KIRBY: Political power a true short story

Be careful how you interpret the world.


– Erich Heller


I had lunch earlier this week with the Prime-Timers youth group at Abilene Baptist, and we were talking about vacations. One of those precocious youngsters asked me to name the most amazing place I’d ever been.

Nothing came quickly to mind, so I simply said “Stonehenge” the ancient British monument site where large stones buried in the ground long, long ago, form either a shrine or a primitive church, or a tourist attraction.

I quickly added, however, that I was disappointed at actually seeing this mysterious marvel up close and in person. It wasn’t as remarkable as I thought it would be.

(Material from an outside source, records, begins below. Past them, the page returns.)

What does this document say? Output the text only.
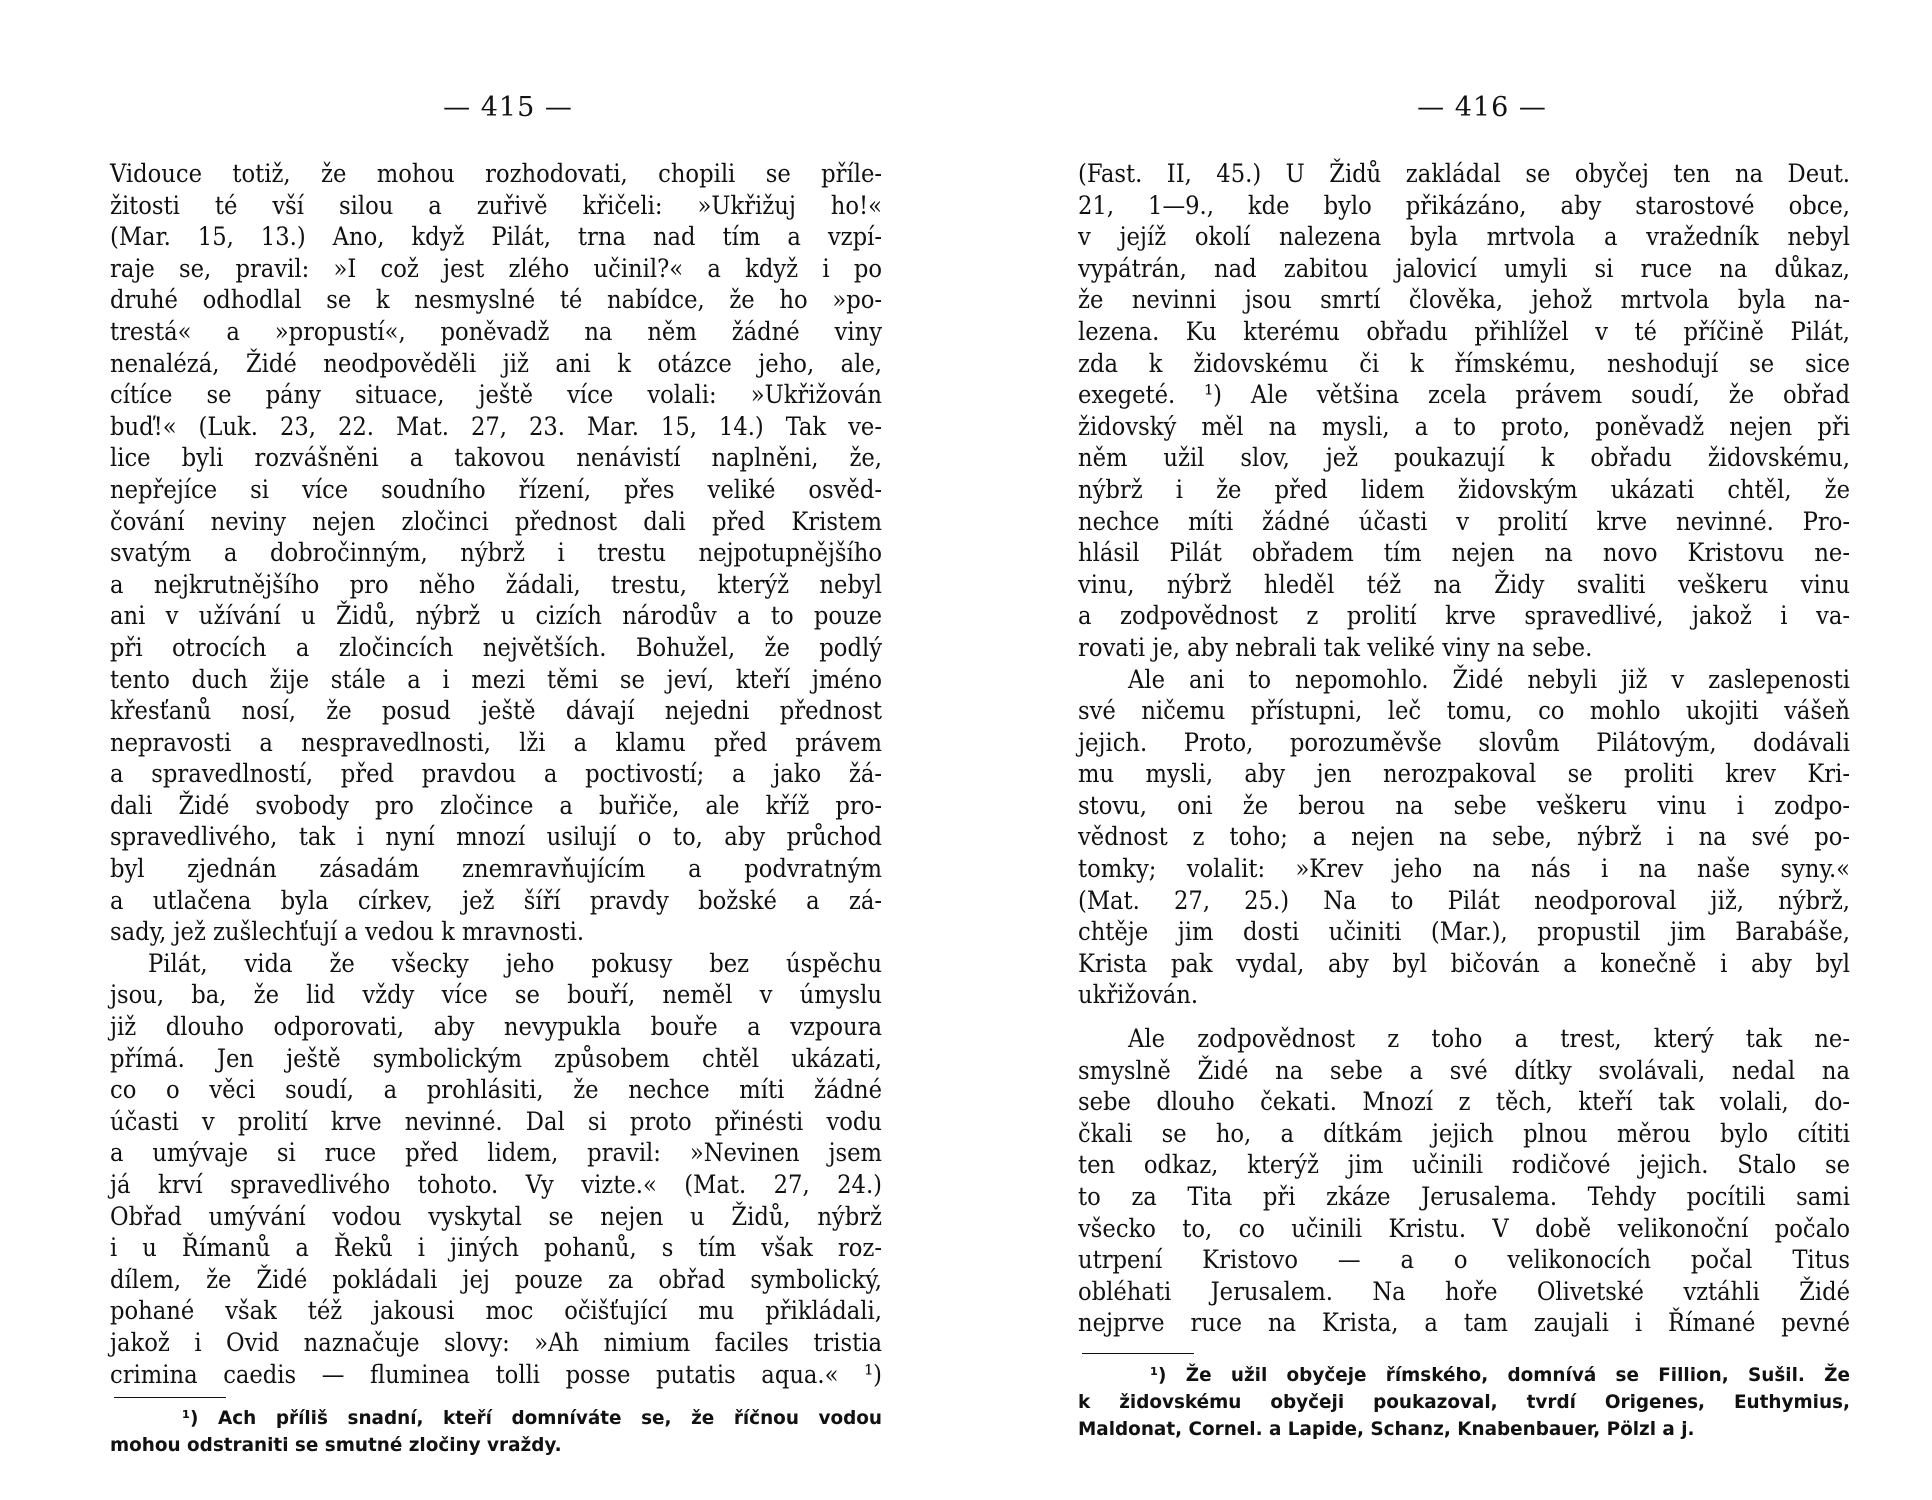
— 415 —
Vidouce totiž, že mohou rozhodovati, chopili se příle-
žitosti té vší silou a zuřivě křičeli: »Ukřižuj ho!«
(Mar. 15, 13.) Ano, když Pilát, trna nad tím a vzpí-
raje se, pravil: »I což jest zlého učinil?« a když i po
druhé odhodlal se k nesmyslné té nabídce, že ho »po-
trestá« a »propustí«, poněvadž na něm žádné viny
nenalézá, Židé neodpověděli již ani k otázce jeho, ale,
cítíce se pány situace, ještě více volali: »Ukřižován
buď!« (Luk. 23, 22. Mat. 27, 23. Mar. 15, 14.) Tak ve-
lice byli rozvášněni a takovou nenávistí naplněni, že,
nepřejíce si více soudního řízení, přes veliké osvěd-
čování neviny nejen zločinci přednost dali před Kristem
svatým a dobročinným, nýbrž i trestu nejpotupnějšího
a nejkrutnějšího pro něho žádali, trestu, kterýž nebyl
ani v užívání u Židů, nýbrž u cizích národův a to pouze
při otrocích a zločincích největších. Bohužel, že podlý
tento duch žije stále a i mezi těmi se jeví, kteří jméno
křesťanů nosí, že posud ještě dávají nejedni přednost
nepravosti a nespravedlnosti, lži a klamu před právem
a spravedlností, před pravdou a poctivostí; a jako žá-
dali Židé svobody pro zločince a buřiče, ale kříž pro-
spravedlivého, tak i nyní mnozí usilují o to, aby průchod
byl zjednán zásadám znemravňujícím a podvratným
a utlačena byla církev, jež šíří pravdy božské a zá-
sady, jež zušlechťují a vedou k mravnosti.
Pilát, vida že všecky jeho pokusy bez úspěchu
jsou, ba, že lid vždy více se bouří, neměl v úmyslu
již dlouho odporovati, aby nevypukla bouře a vzpoura
přímá. Jen ještě symbolickým způsobem chtěl ukázati,
co o věci soudí, a prohlásiti, že nechce míti žádné
účasti v prolití krve nevinné. Dal si proto přinésti vodu
a umývaje si ruce před lidem, pravil: »Nevinen jsem
já krví spravedlivého tohoto. Vy vizte.« (Mat. 27, 24.)
Obřad umývání vodou vyskytal se nejen u Židů, nýbrž
i u Římanů a Řeků i jiných pohanů, s tím však roz-
dílem, že Židé pokládali jej pouze za obřad symbolický,
pohané však též jakousi moc očišťující mu přikládali,
jakož i Ovid naznačuje slovy: »Ah nimium faciles tristia
crimina caedis — fluminea tolli posse putatis aqua.« ¹)
¹) Ach příliš snadní, kteří domníváte se, že říčnou vodou
mohou odstraniti se smutné zločiny vraždy.
— 416 —
(Fast. II, 45.) U Židů zakládal se obyčej ten na Deut.
21, 1—9., kde bylo přikázáno, aby starostové obce,
v jejíž okolí nalezena byla mrtvola a vražedník nebyl
vypátrán, nad zabitou jalovicí umyli si ruce na důkaz,
že nevinni jsou smrtí člověka, jehož mrtvola byla na-
lezena. Ku kterému obřadu přihlížel v té příčině Pilát,
zda k židovskému či k římskému, neshodují se sice
exegeté. ¹) Ale většina zcela právem soudí, že obřad
židovský měl na mysli, a to proto, poněvadž nejen při
něm užil slov, jež poukazují k obřadu židovskému,
nýbrž i že před lidem židovským ukázati chtěl, že
nechce míti žádné účasti v prolití krve nevinné. Pro-
hlásil Pilát obřadem tím nejen na novo Kristovu ne-
vinu, nýbrž hleděl též na Židy svaliti veškeru vinu
a zodpovědnost z prolití krve spravedlivé, jakož i va-
rovati je, aby nebrali tak veliké viny na sebe.
Ale ani to nepomohlo. Židé nebyli již v zaslepenosti
své ničemu přístupni, leč tomu, co mohlo ukojiti vášeň
jejich. Proto, porozuměvše slovům Pilátovým, dodávali
mu mysli, aby jen nerozpakoval se proliti krev Kri-
stovu, oni že berou na sebe veškeru vinu i zodpo-
vědnost z toho; a nejen na sebe, nýbrž i na své po-
tomky; volalit: »Krev jeho na nás i na naše syny.«
(Mat. 27, 25.) Na to Pilát neodporoval již, nýbrž,
chtěje jim dosti učiniti (Mar.), propustil jim Barabáše,
Krista pak vydal, aby byl bičován a konečně i aby byl
ukřižován.
Ale zodpovědnost z toho a trest, který tak ne-
smyslně Židé na sebe a své dítky svolávali, nedal na
sebe dlouho čekati. Mnozí z těch, kteří tak volali, do-
čkali se ho, a dítkám jejich plnou měrou bylo cítiti
ten odkaz, kterýž jim učinili rodičové jejich. Stalo se
to za Tita při zkáze Jerusalema. Tehdy pocítili sami
všecko to, co učinili Kristu. V době velikonoční počalo
utrpení Kristovo — a o velikonocích počal Titus
obléhati Jerusalem. Na hoře Olivetské vztáhli Židé
nejprve ruce na Krista, a tam zaujali i Římané pevné
¹) Že užil obyčeje římského, domnívá se Fillion, Sušil. Že
k židovskému obyčeji poukazoval, tvrdí Origenes, Euthymius,
Maldonat, Cornel. a Lapide, Schanz, Knabenbauer, Pölzl a j.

I paused a moment, then added, “Few things are.”

That pretty much has been the biggest surprise of 40-plus years in the news business. Most places you hear about are not as pretty. Most events you cover are not as exciting. Most movie stars you interview aren’t all that glamorous. Professional athletes are not really that big.

And almost all politicians are short. (That got a laugh from the Prime-Timers.)

I blame TV.

It likes to make people look bigger and more important in hopes you will pay attention until a commercial can be squeezed in. But the truth is they are really like us, not that different. They put on their pants (or pant suits) one leg at a time.

Years ago one of my very old friends gave up the Lord’s work in journalism and moved to Washington, D.C., to take a job crafting the clever words that politicians like to hear themselves say. She worked for several elected lawmakers at our nation’s highest levels, and was always amazed.

“You would not believe how dumb they are,” she said with honest but consistent astonishment.

“Sure, I would,” I told her.

The world is full of experts who are paid well to be quoted at length, and are often proved wrong.

For example, I don’t remember anyone predicting the 2016 presidential outcome … or that the Atlanta Falcons would go to the Super Bowl.

“They’re not that much different from the rest of us,” I told both her and the Prime-Timers. “They just think they are.”

Maybe it’s always been so.

Woodrow Wilson, the former Augustan, liked to tell the story of making a speech after he’d won the White House in 1912.

While addressing the crowd that had gathered, Wilson said he noticed a boy elbowing his way through the larger adults until he emerged right in front of the new president.

“Where is it? Where is it?” the boy demanded, looking around excitedly at the circle of men surrounding the president.

Wilson stopped his speech, smiled and said, “Well, my boy, I guess I’m it.”

“Shucks,” the young man said with disappointment, “I thought it was a dogfight.”